GreenSight’s drones can fly autonomously. They can be housed in canopies that double as charging stations, and they can be programmed to make flights automatically, weather permitting, at whatever time a superintendent wants them to. Instead of watching his drone make its appointed rounds, Hauschel could be doing something else.
But the FAA won’t let him, because it isn’t convinced that remote-controlled drones will work as advertised. GreenSight has petitioned for a waiver on the regulations that prohibit autonomous flights, and VanBuskirk hopes to get it sometime this year. The thing is, he’s already been waiting for months.
Even without the waiver, though, GreenSight expects to have 2,000 customers within the next five to 10 years.
“It’s a process,” said VanBuskirk, a former superintendent. “I’m happy that younger generations of superintendents are coming into the business because younger people accept the technology right away. They have an affinity for it.”
Given the golf industry’s resistance to change, it’s no surprise that more superintendents haven’t embraced drone technology. But in the 21st century, time waits for no one. Consider how quickly email supplanted snail mail, and how digital maps have made paper maps nearly obsolete. When digital tools enable people to do their jobs more effectively, they’re adopted quickly.

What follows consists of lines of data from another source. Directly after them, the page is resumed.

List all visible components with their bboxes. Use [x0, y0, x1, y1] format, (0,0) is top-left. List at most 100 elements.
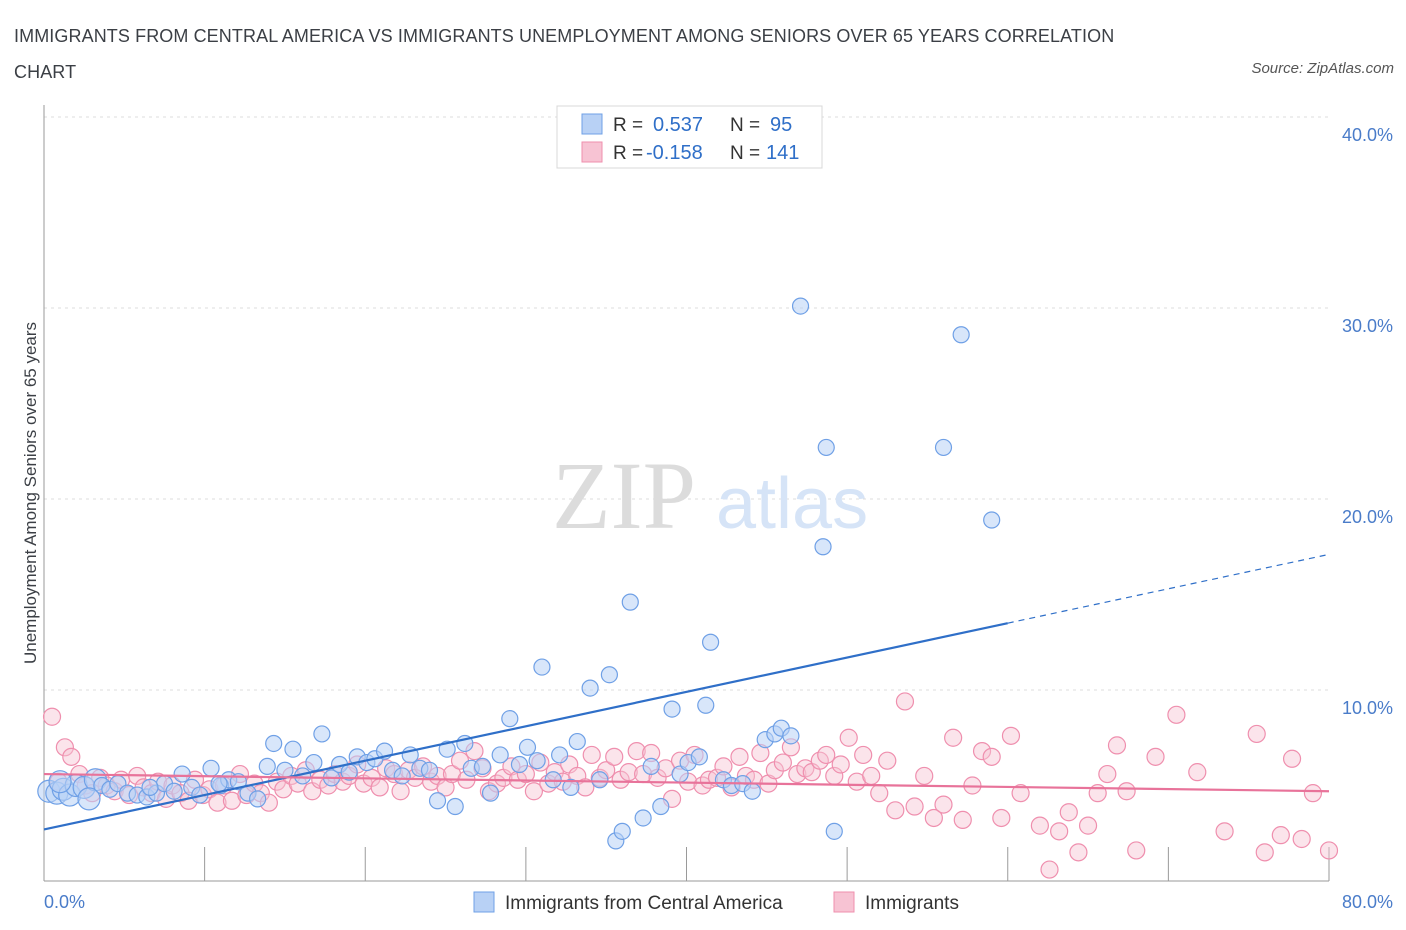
point-immigrants	[1107, 736, 1127, 755]
point-central-america	[562, 778, 580, 797]
point-immigrants	[982, 747, 1001, 766]
grid-lines	[44, 116, 1329, 691]
point-central-america	[621, 593, 639, 611]
point-central-america	[701, 633, 720, 651]
legend-swatch-blue	[581, 113, 603, 135]
point-immigrants	[934, 795, 953, 814]
point-central-america	[782, 727, 800, 745]
series-central-america-points	[37, 297, 1001, 850]
y-tick-label: 20.0%	[1342, 507, 1393, 527]
point-immigrants	[391, 782, 410, 801]
point-immigrants	[924, 808, 943, 828]
series-legend: Immigrants from Central America Immigran…	[473, 891, 959, 914]
point-immigrants	[524, 782, 544, 801]
point-immigrants	[208, 793, 227, 812]
point-central-america	[48, 770, 72, 794]
point-central-america	[305, 753, 323, 772]
legend-r-value-2: -0.158	[646, 142, 703, 164]
point-central-america	[446, 797, 464, 816]
point-immigrants	[1050, 822, 1069, 841]
point-immigrants	[582, 745, 601, 765]
y-tick-label: 10.0%	[1342, 698, 1393, 718]
point-immigrants	[1078, 816, 1098, 835]
point-immigrants	[953, 810, 972, 829]
point-immigrants	[972, 742, 992, 761]
point-central-america	[313, 725, 331, 743]
point-central-america	[551, 746, 569, 764]
point-immigrants	[1117, 782, 1136, 801]
legend-swatch-pink	[581, 141, 603, 163]
point-immigrants	[1215, 822, 1234, 841]
point-immigrants	[1292, 829, 1311, 849]
point-immigrants	[895, 692, 915, 711]
y-tick-label: 30.0%	[1342, 316, 1393, 336]
point-central-america	[613, 822, 631, 840]
point-central-america	[438, 740, 456, 758]
point-immigrants	[62, 747, 81, 766]
x-tick-label: 80.0%	[1342, 892, 1393, 912]
point-immigrants	[1040, 860, 1059, 879]
point-immigrants	[854, 745, 873, 765]
point-central-america	[141, 778, 159, 797]
point-immigrants	[370, 778, 389, 797]
point-immigrants	[1059, 803, 1078, 822]
point-immigrants	[1146, 747, 1165, 766]
trend-lines	[43, 553, 1330, 831]
point-central-america	[77, 787, 101, 811]
point-central-america	[814, 538, 832, 556]
point-immigrants	[886, 801, 905, 820]
point-immigrants	[1247, 724, 1266, 744]
point-central-america	[518, 738, 537, 756]
point-immigrants	[862, 766, 881, 786]
point-central-america	[533, 658, 551, 676]
source-note: Source: ZipAtlas.com	[1251, 60, 1394, 77]
watermark: ZIP atlas	[552, 442, 868, 549]
trendline-central-america-extension	[1007, 553, 1330, 624]
point-central-america	[690, 748, 708, 766]
legend-r-label-2: R =	[613, 143, 643, 164]
point-central-america	[817, 438, 835, 457]
watermark-zip: ZIP	[552, 442, 696, 549]
point-central-america	[642, 757, 660, 776]
point-central-america	[510, 755, 529, 774]
point-immigrants	[878, 751, 897, 770]
point-immigrants	[870, 784, 889, 803]
point-immigrants	[915, 766, 934, 786]
point-central-america	[743, 782, 761, 800]
bottom-legend-label-2: Immigrants	[865, 893, 959, 914]
point-central-america	[420, 761, 439, 779]
legend-n-label-2: N =	[730, 143, 760, 164]
point-immigrants	[55, 738, 74, 757]
axes	[43, 105, 1330, 882]
legend-n-value-1: 95	[770, 114, 792, 136]
point-central-america	[258, 757, 276, 776]
point-central-america	[491, 746, 509, 764]
point-central-america	[825, 822, 843, 840]
point-immigrants	[627, 742, 646, 761]
point-immigrants	[1001, 726, 1021, 745]
point-immigrants	[773, 753, 792, 772]
point-central-america	[528, 752, 546, 770]
point-immigrants	[1098, 764, 1117, 784]
point-central-america	[265, 734, 283, 753]
point-central-america	[591, 771, 609, 789]
point-immigrants	[42, 707, 62, 726]
point-immigrants	[1030, 816, 1049, 835]
point-immigrants	[831, 755, 850, 774]
point-central-america	[581, 679, 599, 697]
bottom-legend-swatch-pink	[833, 891, 855, 913]
point-immigrants	[1167, 705, 1186, 724]
point-central-america	[165, 782, 183, 800]
point-immigrants	[1319, 841, 1339, 860]
point-central-america	[284, 740, 302, 758]
point-central-america	[481, 784, 500, 802]
point-central-america	[634, 809, 652, 827]
point-central-america	[428, 792, 447, 810]
point-immigrants	[944, 728, 963, 747]
point-central-america	[697, 696, 715, 714]
point-central-america	[952, 326, 970, 344]
trendline-immigrants	[43, 772, 1330, 793]
point-central-america	[791, 297, 810, 315]
legend-r-label-1: R =	[613, 115, 643, 136]
point-immigrants	[1069, 843, 1088, 862]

“The golf courses that are using this technology are in the innovator stage,” Hauschel said. “We’re just learning how to use it. We still have to prove that the technology works, and that’s the hardest part.”
The handwriting is on the wall, however. In an era when lowering the cost of course maintenance could spell the difference between black ink and red ink on a balance sheet, operators are looking to drone technology. And a generation from now, superintendents may be wondering how they ever got along without it.